In 1815, Worthington was appointed Comptroller of the United States Treasury, to fill an existing vacancy, and for the next two years resided in Georgetown, D.C. In 1817 President James Madison appointed him a special representative of this Government, to Buenos Aires, Santiago de Chile, and Peru. Worthington was also sent as special envoy to Venezuela, being the first U.S. representative to that country. His commission was signed by James Monroe, Secretary of State. In a speech made some thirty years later, Worthington referred to this journey which was made through South America, principally on horseback. He said "I trod the sun-burnt Pampas, and climbed the snow clad peaks of the Andes". In 1821, President James Monroe appointed him Governor and Secretary of the Territory of East Florida, and he resided for two years in St. Augustine, where his eldest son was born.

In 1823, he returned to Baltimore, and was nominated by the Whigs for Congress, but was defeated by the Democratic candidate. The next year he was elected to the legislature, and again the succeeding year. In 1826 he was urged to accept the nomination for Governor, but refused to be a candidate.

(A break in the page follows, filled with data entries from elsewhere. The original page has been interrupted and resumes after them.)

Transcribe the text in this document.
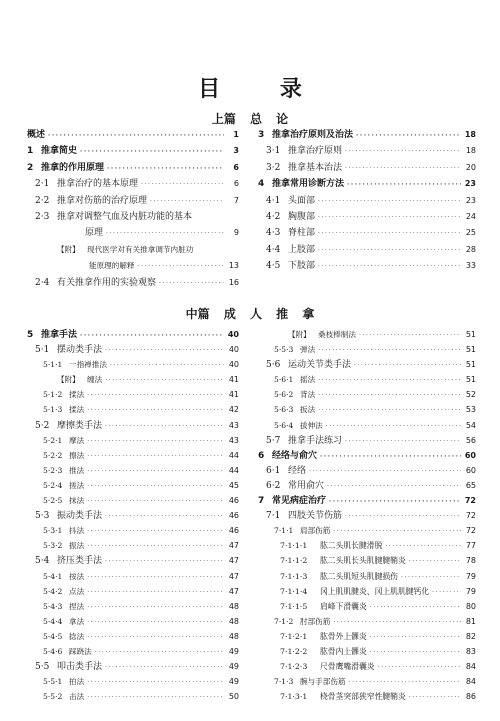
目 录
上篇 总 论
概述 ·····	1
1 推拿简史 ·····	3
2 推拿的作用原理 ·····	6
2·1 推拿治疗的基本原理 ·····	6
2·2 推拿对伤筋的治疗原理 ·····	7
2·3 推拿对调整气血及内脏功能的基本
原理 ·····	9
【附】 现代医学对有关推拿调节内脏功
能原理的解释 ·····	13
2·4 有关推拿作用的实验观察 ·····	16
3 推拿治疗原则及治法 ·····	18
3·1 推拿治疗原则 ·····	18
3·2 推拿基本治法 ·····	20
4 推拿常用诊断方法 ·····	23
4·1 头面部 ·····	23
4·2 胸腹部 ·····	24
4·3 脊柱部 ·····	25
4·4 上肢部 ·····	28
4·5 下肢部 ·····	33
中篇 成 人 推 拿
5 推拿手法 ·····	40
5·1 摆动类手法 ·····	40
5·1·1 一指禅推法 ·····	40
【附】 缠法 ·····	41
5·1·2 揉法 ·····	41
5·1·3 揉法 ·····	42
5·2 摩擦类手法 ·····	43
5·2·1 摩法 ·····	43
5·2·2 擦法 ·····	44
5·2·3 推法 ·····	44
5·2·4 搓法 ·····	45
5·2·5 抹法 ·····	46
5·3 振动类手法 ·····	46
5·3·1 抖法 ·····	46
5·3·2 振法 ·····	47
5·4 挤压类手法 ·····	47
5·4·1 按法 ·····	47
5·4·2 点法 ·····	47
5·4·3 捏法 ·····	48
5·4·4 拿法 ·····	48
5·4·5 捻法 ·····	48
5·4·6 踩跷法 ·····	49
5·5 叩击类手法 ·····	49
5·5·1 拍法 ·····	49
5·5·2 击法 ·····	50
【附】 桑枝棒制法 ·····	51
5·5·3 弹法 ·····	51
5·6 运动关节类手法 ·····	51
5·6·1 摇法 ·····	51
5·6·2 背法 ·····	52
5·6·3 扳法 ·····	53
5·6·4 拔伸法 ·····	54
5·7 推拿手法练习 ·····	56
6 经络与俞穴 ·····	60
6·1 经络 ·····	60
6·2 常用俞穴 ·····	65
7 常见病症治疗 ·····	72
7·1 四肢关节伤筋 ·····	72
7·1·1 肩部伤筋 ·····	72
7·1·1·1	肱二头肌长腱滑脱 ·····	77
7·1·1·2	肱二头肌长头肌腱腱鞘炎 ·····	78
7·1·1·3	肱二头肌短头肌腱损伤 ·····	79
7·1·1·4	冈上肌肌腱炎、冈上肌肌腱钙化 ·····	79
7·1·1·5	肩峰下滑囊炎 ·····	80
7·1·2 肘部伤筋 ·····	81
7·1·2·1	肱骨外上髁炎 ·····	82
7·1·2·2	肱骨内上髁炎 ·····	83
7·1·2·3	尺骨鹰嘴滑囊炎 ·····	84
7·1·3 腕与手部伤筋 ·····	84
7·1·3·1	桡骨茎突部狭窄性腱鞘炎 ·····	86
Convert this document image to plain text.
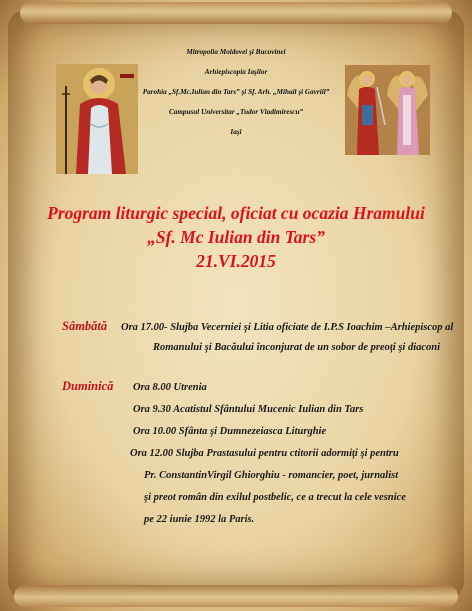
Mitropolia Moldovei şi Bucovinei
Arhiepiscopia Iaşilor
Parohia „Sf.Mc.Iulian din Tars” şi Sf. Arh. „Mihail şi Gavriil”
Campusul Universitar „Tudor Vladimirescu”
Iaşi
Program liturgic special, oficiat cu ocazia Hramului
„Sf. Mc Iulian din Tars”
21.VI.2015
Sâmbătă Ora 17.00- Slujba Vecerniei şi Litia oficiate de I.P.S Ioachim –Arhiepiscop al
Romanului şi Bacăului înconjurat de un sobor de preoţi şi diaconi
Duminică Ora 8.00 Utrenia
Ora 9.30 Acatistul Sfântului Mucenic Iulian din Tars
Ora 10.00 Sfânta şi Dumnezeiasca Liturghie
Ora 12.00 Slujba Prastasului pentru ctitorii adormiţi şi pentru
Pr. ConstantinVirgil Ghiorghiu - romancier, poet, jurnalist
şi preot român din exilul postbelic, ce a trecut la cele vesnice
pe 22 iunie 1992 la Paris.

In 1827, and again in 1828 he was appointed by the Governor, Commissioner for Insolvent Debtors for Baltimore City. In 1830 he was appointed Associate Judge of the Baltimore City Courts, and held that position for several years. After he retired from the bench he went to Spain, and from there to Greece, having in charge some matters entrusted to him by the State Department. He was the recipient of some attention in Athens because of the position he had taken regarding Greek independence when he was in the legislature. After his return from Europe, Judge Worthington resumed his practice of law in Baltimore, until his death in 1856.

==Personal life==
Worthington married Eliza Chaytor (1794–1834) on 6 Oct 1810, only daughter of Commodore James Chaytor. Together, they had:
- Julia Maria Worthington (1811–1864), who married Col. John Henry Waring (1809–1871), son of Lt. John Waring Jr. (ca. 1767–1815) and Elizabeth Margaret Bowie (1780–1854).
- Eliza Jordan Worthington (d. 1868), who married Dr. Henry Brooke IV (ca. 1805), son of Henry Brooke III (ca. 1765–1825) and Harriet Sophia Brown.
- Dr. Augustine Thomas Contee Worthington (b. 1822), who married Katherine Sara Duval (1824–1910), daughter of James Seriphim Duval Jr. (1802–1833) and Malinda Ellen Rosegrant (1806–1882).
- James Chaytor Worthington (1827–1854), who married Francis "Fannie" Ann Griffith.
- Alexander Contee Worthington Sr. (1825–1904), who married Eveline Isabelle "Eve" Love.
- Henry Worthington

==Ancestry==

William was the son of William Worthington (1747–1820) and Jane Contee (1761–1825).

Jane was the daughter of Col. Thomas Contee (1729–1811) and Sarah Fendall (1732–1793).

William was the son of Vornel Worthington (1719–1749) and Ann Hammond (1730).

Ann was the daughter of Thomas John Hammond and Anne Cockey (1704).

Vornel was the son of William Worthington Sr. (1694–1770) and Sarah Homewood (1700).

Sarah was the daughter of Capt. James Homewood and Mary Peasley.

William Sr., was the son of Capt. John Worthington (1650–1701) and Sarah Howard (d. 1726), who married 2nd, Capt. John Brice, Gent. (d. 1713).

Sarah was the daughter of Matthew Howard II (ca. 1640–1692) and Sarah Dorsey.

John was the son of Francis Worthington (1624) and Sarah Byron (1625–1664).

Francis was the son of Roger Worthington (1593–1649) and Katherine Haywood (1587–1651).

Roger was the son of Thomas Worthington (1570–1626) and Agnes Gillebrand (1570–1626).

Thomas was the son of Roger Worthington (ca. 1544–1604) and Margaret Brownlowe (ca. 1547–1640).